The ‘epidemic’ of allergic diseases throughout Western civilization [385] calls for the development of innovative and effective anti-allergic strategies. Neuroendocrine strategies are particularly promising in this context. Examples include studies in human skin and hair follicle organ culture which have shown that: (i) endogenous and exogenous agonists of cannabinoid receptor 1 have a potent suppressive effect on mast cell degranulation and the maturation of functional mast cells from resident progenitor cells in human skin and airway mucosa [64, 139], while CRH promotes both [3, 127, 169]; (ii) SP stimulates human skin mast cell degranulation and neurogenic inflammation [13, 18, 97]; and (iii) the α-MSH-derived peptide, K(D)PT, inhibits human mast cell degranulation in situ [187]. Thus, in addition to neuropeptides, CB1 agonists and CRH and SP receptor (NK1) antagonists are promising candidates for anti-allergy therapeutics.
Antagonizing CRH [127, 237] or substance P [98, 143, 169, 386], or stimulating CGRP receptors [99], holds promise for the future management of inflammatory skin diseases such as atopic eczema by counteracting SP- and/or CRH-driven neurogenic skin inflammation. Although pharmacological antagonists of substance P or CRH have been shown to abrogate or significantly mitigate neurogenic skin inflammation and its sequelae (e.g. hair growth inhibition, itch, eczema) in animal experiments, this remains to be fully explored in human skin.

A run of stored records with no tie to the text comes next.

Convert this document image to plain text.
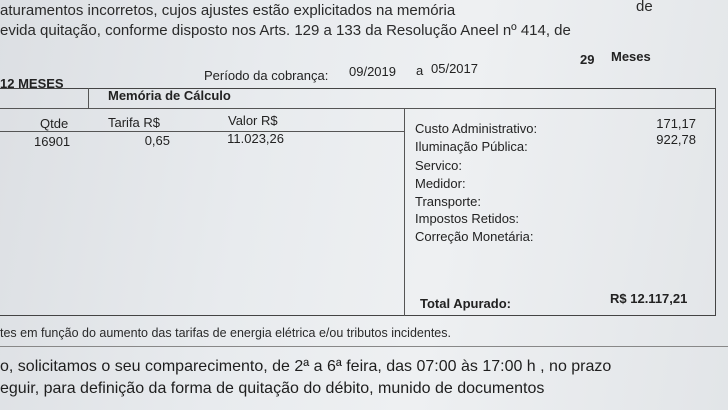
aturamentos incorretos, cujos ajustes estão explicitados na memória	de
evida quitação, conforme disposto nos Arts. 129 a 133 da Resolução Aneel nº 414, de
12 MESES
Período da cobrança: 09/2019 a 05/2017
29 Meses
Memória de Cálculo
Qtde	Tarifa R$	Valor R$
16901	0,65	11.023,26
Custo Administrativo:	171,17
Iluminação Pública:	922,78
Servico:
Medidor:
Transporte:
Impostos Retidos:
Correção Monetária:
Total Apurado:	R$ 12.117,21
tes em função do aumento das tarifas de energia elétrica e/ou tributos incidentes.
o, solicitamos o seu comparecimento, de 2ª a 6ª feira, das 07:00 às 17:00 h , no prazo
eguir, para definição da forma de quitação do débito, munido de documentos
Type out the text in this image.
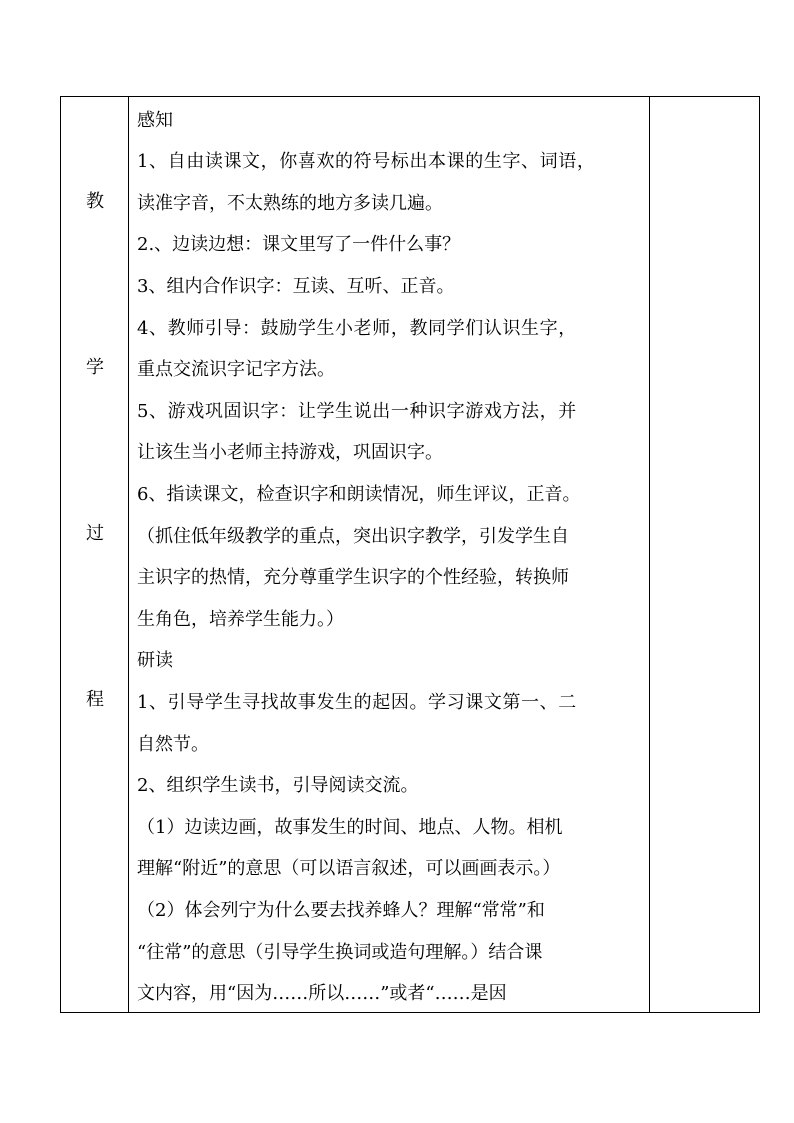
教
学
过
程
感知
1、自由读课文，你喜欢的符号标出本课的生字、词语，
读准字音，不太熟练的地方多读几遍。
2.、边读边想：课文里写了一件什么事？
3、组内合作识字：互读、互听、正音。
4、教师引导：鼓励学生小老师，教同学们认识生字，
重点交流识字记字方法。
5、游戏巩固识字：让学生说出一种识字游戏方法，并
让该生当小老师主持游戏，巩固识字。
6、指读课文，检查识字和朗读情况，师生评议，正音。
（抓住低年级教学的重点，突出识字教学，引发学生自
主识字的热情，充分尊重学生识字的个性经验，转换师
生角色，培养学生能力。）
研读
1、引导学生寻找故事发生的起因。学习课文第一、二
自然节。
2、组织学生读书，引导阅读交流。
（1）边读边画，故事发生的时间、地点、人物。相机
理解“附近”的意思（可以语言叙述，可以画画表示。）
（2）体会列宁为什么要去找养蜂人？理解“常常”和
“往常”的意思（引导学生换词或造句理解。）结合课
文内容，用“因为……所以……”或者“……是因
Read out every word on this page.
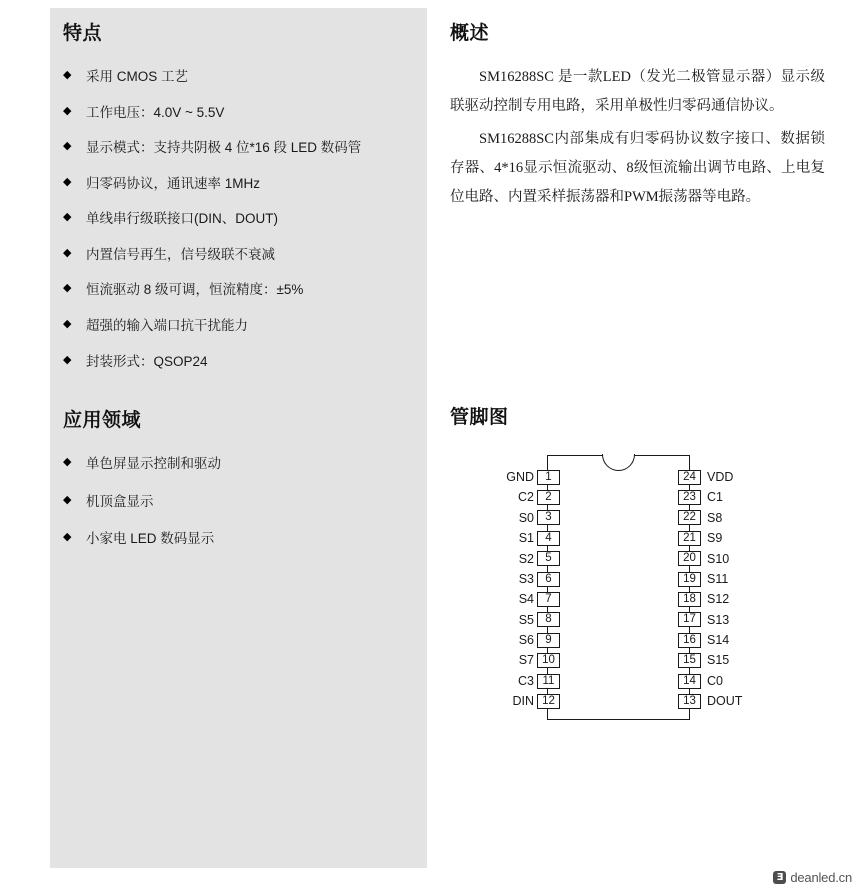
特点
◆	采用 CMOS 工艺
◆	工作电压：4.0V ~ 5.5V
◆	显示模式：支持共阴极 4 位*16 段 LED 数码管
◆	归零码协议，通讯速率 1MHz
◆	单线串行级联接口(DIN、DOUT)
◆	内置信号再生，信号级联不衰减
◆	恒流驱动 8 级可调，恒流精度：±5%
◆	超强的输入端口抗干扰能力
◆	封装形式：QSOP24
应用领域
◆	单色屏显示控制和驱动
◆	机顶盒显示
◆	小家电 LED 数码显示
概述

SM16288SC 是一款LED（发光二极管显示器）显示级联驱动控制专用电路，采用单极性归零码通信协议。

SM16288SC内部集成有归零码协议数字接口、数据锁存器、4*16显示恒流驱动、8级恒流输出调节电路、上电复位电路、内置采样振荡器和PWM振荡器等电路。

管脚图
GND 1
C2 2
S0 3
S1 4
S2 5
S3 6
S4 7
S5 8
S6 9
S7 10
C3 11
DIN 12
24 VDD
23 C1
22 S8
21 S9
20 S10
19 S11
18 S12
17 S13
16 S14
15 S15
14 C0
13 DOUT
Ǝ deanled.cn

Finally, it has long been suspected that the modern penchant for sun exposure, despite its much publicised effects on skin ageing and skin cancer risk, has a habit-forming, if not addictive, neuroendocrine component. A recent animal study supports this notion: UV-seeking addictive behaviour in mice was influenced greatly by the UV-induced intracutaneous synthesis of the endogenous opioid, β-endorphin, leading to elevated plasma levels even after low-dose UV irradiation in vivo [387]. This is exciting because it shows that endorphins synthesized peripherally in mammalian skin can, in principle, reach both the circulation and the brain, and can cause complex behavioural changes. Interestingly, an increase of enkephalin plasma levels has already been reported in patients undergoing UVA phototherapy [388]. Therefore, it has become at least conceivable that future dermatological therapy will be capable of modulating this brain–skin axis in ways that may help dermatological patients whose skin disease has a major psychological component [389].

In addition to its paramount importance for the identification of underlying endocrine disorders, it is for these reasons that dermatoendocrinology lies at the very heart of modern dermatological practice.